Les fédérations, dont le rôle dans le sport est similaire à celui de l'État dans la société, soutiennent les athlètes. Mais elles ne les infantilisent pas et ne les mettent pas sous tutelle. Et s'il y a de temps en temps des altercations entre leurs fonctionnaires et les athlètes, elles ne font, finalement, que montrer le dynamisme de notre sport.

Mike Kurz, fondateur d'«I believe in you» lors d'une conférence de presse en 2021.
Mike Kurz, fondateur d'«I believe in you» lors d'une conférence de presse en 2021.image: keystone

Au fond, le sport suisse fonctionne de manière très similaire à l'économie suisse: issu d'un petit pays, il s'affirme face à une concurrence mondiale et se passe peu de l'État, des fédérations et de la politique.

Héritage pékinois

La question, c'est désormais: comment le sport suisse peut-il mettre à profit les succès de Pékin 2022? D'abord, ces JO lui apportent un énorme gain de prestige. Ces succès sont très importants pour l'acceptation du sport par la société. Les qualités du sport helvétique sont une fois de plus reconnues, louées et vantées. Une preuve? Les hommes et les femmes politiques se sont hâtés pour féliciter les héros de Pékin.

Après ceux Jeux, il y aura aussi de nouveaux efforts dans certains domaines. Un exemple: Raëto Raffainer, directeur sportif du CP Berne, club de hockey sur glace, avoue qu'il est désormais envisageable de créer une section féminine.

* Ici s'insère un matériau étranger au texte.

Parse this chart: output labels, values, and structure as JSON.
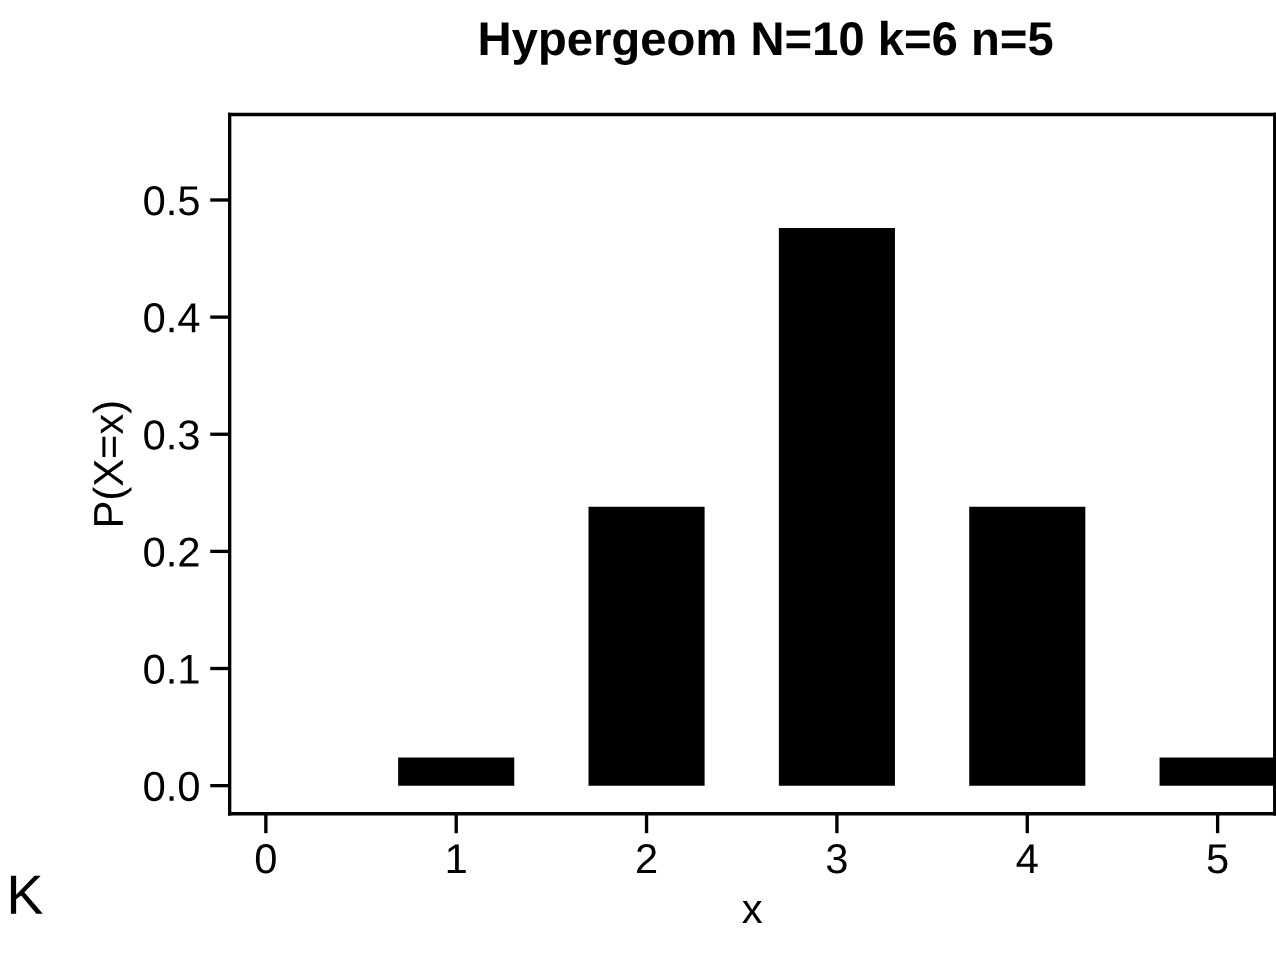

Son projet, inspiré par la qualification des hockeyeuses suisses pour les demi-finales des JO de Pékin, retournera dans les tiroirs au plus tard lorsqu'il s'avérera qu'une section féminine coûte presque aussi cher que le salaire annuel d'un joueur de quatrième ligne en National League.

Raeto Raffainer, directeur sportif du CP Berne.
Raeto Raffainer, directeur sportif du CP Berne.image: keystone

Toujours est-il que, grâce au succès helvétique à Pékin, il sera plus facile, ici et là, de faire passer en politique le maintien ou même le développement d'une infrastructure sportive. Le beau temps sportif aide aussi à garder les sponsors et à trouver de nouveaux donateurs.

Nous ne devons toutefois pas surestimer l'impact de ces triomphes olympiques. Pékin 2022 ne déclenchera pas de révolution. Ce n'est d'ailleurs pas nécessaire. Notre sport n'a pas besoin de révolution. Il fonctionne sans.